Differential phosphorylation of dynamin I isoforms in subcellular compartments demonstrates the hidden complexity of phosphoproteomes.

Large-scale comparative phosphoproteomics studies have frequently been done on whole cells or organs by conventional bottom-up mass spectrometry approaches, that is, at the phosphopeptide level. Using this approach, there is no way to know which protein isoforms the phosphopeptide signal originated from.
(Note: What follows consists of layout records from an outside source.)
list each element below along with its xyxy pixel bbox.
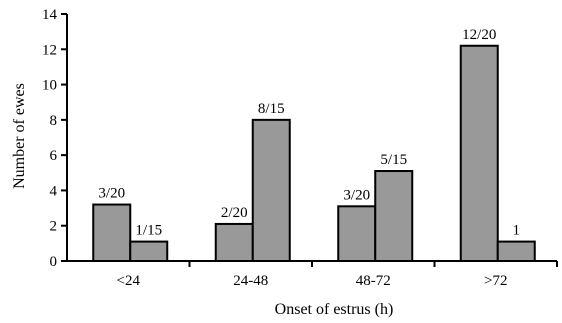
y-tick-label: 6 xyxy=(50,148,58,164)
x-tick-label: 24-48 xyxy=(233,273,268,289)
bar-value-label: 3/20 xyxy=(343,187,370,203)
bar-value-label: 5/15 xyxy=(380,152,407,168)
y-axis-ticks: 0 2 4 6 8 10 12 14 xyxy=(42,7,67,270)
y-tick-label: 0 xyxy=(50,254,58,270)
bars-group xyxy=(92,44,536,263)
bar xyxy=(251,118,291,262)
y-tick-label: 4 xyxy=(50,183,58,199)
bar-value-label: 2/20 xyxy=(221,205,248,221)
bar xyxy=(214,222,254,262)
bar xyxy=(129,240,169,262)
bar-value-label: 3/20 xyxy=(98,186,125,202)
bar-labels-group: 3/20 1/15 2/20 8/15 3/20 5/15 12/20 1 xyxy=(98,27,520,239)
x-tick-label: 48-72 xyxy=(356,273,391,289)
bar-value-label: 1/15 xyxy=(135,223,162,239)
bar-value-label: 1 xyxy=(513,223,521,239)
x-axis-label: Onset of estrus (h) xyxy=(275,301,394,318)
x-tick-label: >72 xyxy=(484,273,507,289)
y-tick-label: 8 xyxy=(50,113,58,129)
y-tick-label: 2 xyxy=(50,219,58,235)
y-tick-label: 14 xyxy=(42,7,58,23)
y-tick-label: 12 xyxy=(42,42,57,58)
bar xyxy=(374,170,414,262)
bar-value-label: 12/20 xyxy=(462,27,496,43)
x-tick-label: <24 xyxy=(117,273,141,289)
bar-value-label: 8/15 xyxy=(258,101,285,117)
bar xyxy=(496,240,536,262)
y-axis-label: Number of ewes xyxy=(11,83,28,189)
y-tick-label: 10 xyxy=(42,78,57,94)
bar xyxy=(92,203,132,263)
bar xyxy=(337,205,377,262)
x-axis-ticks: <24 24-48 48-72 >72 xyxy=(117,261,558,289)
bar xyxy=(459,44,499,262)
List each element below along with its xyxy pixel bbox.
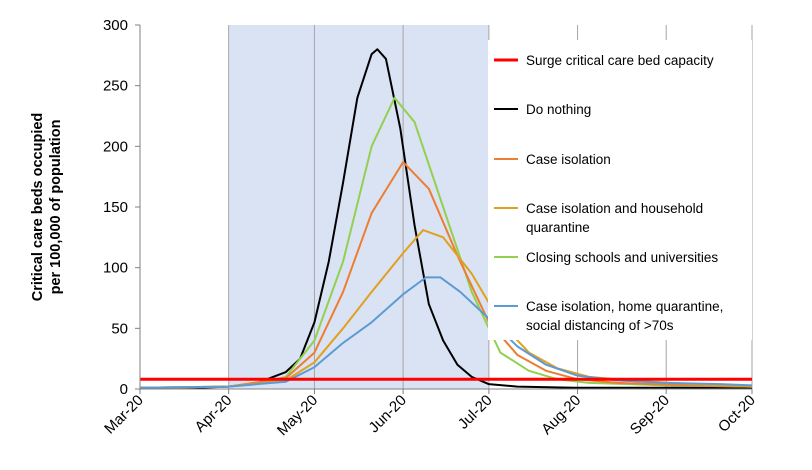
x-tick-label: Aug-20 xyxy=(538,392,584,438)
x-tick-label: Jul-20 xyxy=(455,392,496,433)
series-line-case-isolation-home-quarantine-social-distancing-of-70s xyxy=(139,276,753,389)
legend-label: Closing schools and universities xyxy=(526,250,718,265)
y-tick-label: 100 xyxy=(103,260,128,277)
x-tick-label: Oct-20 xyxy=(715,392,759,436)
y-tick-label: 150 xyxy=(103,199,128,216)
legend-label: Case isolation, home quarantine, xyxy=(526,299,723,314)
legend-label: quarantine xyxy=(526,220,590,235)
legend-label: Do nothing xyxy=(526,102,591,117)
legend-label: Surge critical care bed capacity xyxy=(526,53,714,68)
y-axis-label-line: per 100,000 of population xyxy=(48,120,64,295)
y-tick-label: 250 xyxy=(103,78,128,95)
x-tick-label: Mar-20 xyxy=(101,392,147,438)
y-tick-label: 200 xyxy=(103,138,128,155)
x-tick-label: Jun-20 xyxy=(365,392,409,436)
legend: Surge critical care bed capacity Do nothi… xyxy=(488,40,752,340)
y-axis-label-line: Critical care beds occupied xyxy=(30,113,46,302)
series-line-case-isolation xyxy=(139,161,753,389)
y-tick-label: 0 xyxy=(120,381,128,398)
y-axis-label: Critical care beds occupied per 100,000 o… xyxy=(30,113,64,302)
x-tick-label: Sep-20 xyxy=(627,392,673,438)
legend-label: Case isolation and household xyxy=(526,201,703,216)
y-tick-label: 50 xyxy=(111,320,128,337)
x-tick-label: May-20 xyxy=(274,392,321,439)
axes xyxy=(135,24,753,394)
shaded-period xyxy=(228,25,489,389)
y-tick-labels: 0 50 100 150 200 250 300 xyxy=(103,17,128,398)
legend-label: social distancing of >70s xyxy=(526,318,674,333)
legend-label: Case isolation xyxy=(526,152,611,167)
legend-box xyxy=(488,40,752,340)
y-tick-label: 300 xyxy=(103,17,128,34)
x-tick-label: Apr-20 xyxy=(192,392,236,436)
x-tick-labels: Mar-20 Apr-20 May-20 Jun-20 Jul-20 Aug-20 Sep-… xyxy=(101,392,759,439)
Also, as a consequence of the scale of these studies, important information on the localization of phosphorylation sites in subcellular compartments is not surveyed. As a case study, we investigated whether the isoforms of dynamin I (dynI), at the whole brain and subcellular level, had differential phosphorylation. We first established that the dynI isoforms xa, xb, and xd were expressed in nerve terminals. Our investigation revealed that dynI xa was constitutively phosphorylated to a higher extent than the other isoforms despite identical sequences in the phosphorylated subdomains. DynI xa had a 10-fold higher stoichiometry of diphosphorylation at Ser-774 and Ser-778 than dynI xb and xd combined. Diphosphorylation was 2-fold enriched in nerve terminals relative to whole brain and was preferentially targeted for stimulus-dependent dephosphorylation. Phospho-Ser-851 and Ser-857 were depleted from nerve terminals. Our data reveals major differential phosphorylation of dynI phosphosites in different variants and in different neuronal compartments that would be completely imperceptible to a large-scale phosphoproteomics approach.